İşe başlangıç için her gün değişen rotalar, binanın içerisinde gün be gün değişen izin prosedürleri çalışmayı daha da olanaksız hale getirdiği söyleniyor. Zorlu koşullar nedeniyle ortaya çıkan zaman kayıpları zorunlu mesailerle telafi edilmeye çalışıyor. Örneğin IGA konsorsiyumunu oluşturan 5 ana firmadan 3 tanesinin (Cengiz, Limak ve Kolin) ortağı olduğu ve şu anda sahadaki en büyük iki taşeron firmadan biri olan elektrik taşeronu EHA’da açılışa kadar her pazar zorunlu mesai konmuş ve mesaiye kalmayanların iş akdine son verileceği işçilere duyurulmuş durumda. Benzer uygulamalar yaklaşık 750 tane olan irili ufaklı bir çok taşeron firmada da farklı düzeylerde yaşanıyor.
Dolayısıyla şu anda Türkiye’nin en büyük şantiyesi devam ederken, aynı anda ikisi de yarım yamalak işlemeye devam edecek iki havalimanı da uçuş operasyonlarına açılmış olacak.
soL’un ulaştığı bazı şantiye yöneticilerinin aktardığı bilgiye göre şu anda 3. Havalimanı projesinde en çok kullanılan şaka-tehdit karışımı laflardan birisi “Bu işi bu tarihe kadar yapamazsan reise sen açıklarsın”.
SAYI ARTIRIYORLAR
Sahada görüşünü aldığımız mühendislerden birisine göre DHMİ açıklamasında, “Süren testler sebebiyle havalimanın açılışı 2-3 ay sonraya ertelenecek” ibaresi yer alsaydı, şu anki gerçek dışı hedeflere dayanan baskı azalır, daha mantıklı ve planlı bir çalışma ortamı sağlanabilirdi.
Şantiyede çalışan TKP’li işçilerin belirttiğine göre ise şu anda yaratılan ortamda hiç bir netlik olmadığı gibi, kimse ihale üstünde kalsın istemediğinden çok daha baskıcı ve gergin bir çalışma ortamı var.

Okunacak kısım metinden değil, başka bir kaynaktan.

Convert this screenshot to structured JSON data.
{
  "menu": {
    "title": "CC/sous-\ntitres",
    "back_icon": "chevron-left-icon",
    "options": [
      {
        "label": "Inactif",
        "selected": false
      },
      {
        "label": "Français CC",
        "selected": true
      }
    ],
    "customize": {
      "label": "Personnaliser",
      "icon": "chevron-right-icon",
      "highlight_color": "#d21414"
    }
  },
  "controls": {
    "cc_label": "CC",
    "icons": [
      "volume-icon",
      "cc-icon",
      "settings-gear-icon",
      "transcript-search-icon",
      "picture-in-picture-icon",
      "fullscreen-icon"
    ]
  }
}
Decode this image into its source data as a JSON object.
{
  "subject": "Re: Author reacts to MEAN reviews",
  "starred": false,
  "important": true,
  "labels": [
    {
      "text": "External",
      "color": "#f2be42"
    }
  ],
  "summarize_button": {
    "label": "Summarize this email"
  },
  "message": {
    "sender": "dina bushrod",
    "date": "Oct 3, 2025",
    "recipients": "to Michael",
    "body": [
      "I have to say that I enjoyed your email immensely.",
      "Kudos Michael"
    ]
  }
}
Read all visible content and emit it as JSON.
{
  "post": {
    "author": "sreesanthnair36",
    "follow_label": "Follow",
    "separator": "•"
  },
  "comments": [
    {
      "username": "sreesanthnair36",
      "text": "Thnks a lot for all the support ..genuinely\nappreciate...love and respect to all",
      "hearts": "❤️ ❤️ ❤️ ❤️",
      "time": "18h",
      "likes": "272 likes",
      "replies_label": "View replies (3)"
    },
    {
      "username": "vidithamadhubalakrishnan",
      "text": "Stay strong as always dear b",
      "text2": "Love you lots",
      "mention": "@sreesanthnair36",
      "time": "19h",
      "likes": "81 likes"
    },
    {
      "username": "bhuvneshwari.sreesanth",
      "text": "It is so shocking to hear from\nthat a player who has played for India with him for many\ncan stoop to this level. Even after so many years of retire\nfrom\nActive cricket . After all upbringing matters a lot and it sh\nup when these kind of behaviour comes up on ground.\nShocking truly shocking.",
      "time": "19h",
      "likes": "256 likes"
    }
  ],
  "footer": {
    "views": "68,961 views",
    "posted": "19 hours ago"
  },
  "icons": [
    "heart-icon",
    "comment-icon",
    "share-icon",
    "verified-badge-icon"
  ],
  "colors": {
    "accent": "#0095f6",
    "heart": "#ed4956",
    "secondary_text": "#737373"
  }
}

IGA son günleri yaşandığı söylenen şantiyede tüm firmalara adam arttırma talimatı vermiş durumda.
Görünen o ki 3. Havalimanı 29 Ekim’de Erdoğan’ın şovunu yapmasına olanak sağlayacak şekilde açılacak. Ancak gerçekten tüm operasyon ne zaman buradan yürüyecek, o sırada kalan şantiye işleri nasıl devam edecek, iki havalimanı arasındaki organizasyon nasıl sağlanacak soruları ortada duruyor.
Ama çok daha önemli ve medyatik tartışmalarda kendine yer bulamayan asıl kritik konu şantiyede çalışan on binlerce işçinin durumu. Bugüne kadar kaç işçinin 3. Havalimanı şantiyesinde iş cinayetine kurban gittiğinin sayısını tam olarak bilen yok. İşçiler Eylül’deki gibi başkaldırmasalardı burada ne tür bir çalışma cehennemi olduğu kamuoyunun gündemine girmeyecekti. Şimdi artık ambulansların bile siren çalmadan müdahaleye gittiği bir yerden bahsediyoruz. Ortaya çıkan son bilgiler on binlerce işçinin hayatının kimlerin inadı ve para hırsı yüzünden tehlikeye atıldığını gösteriyor.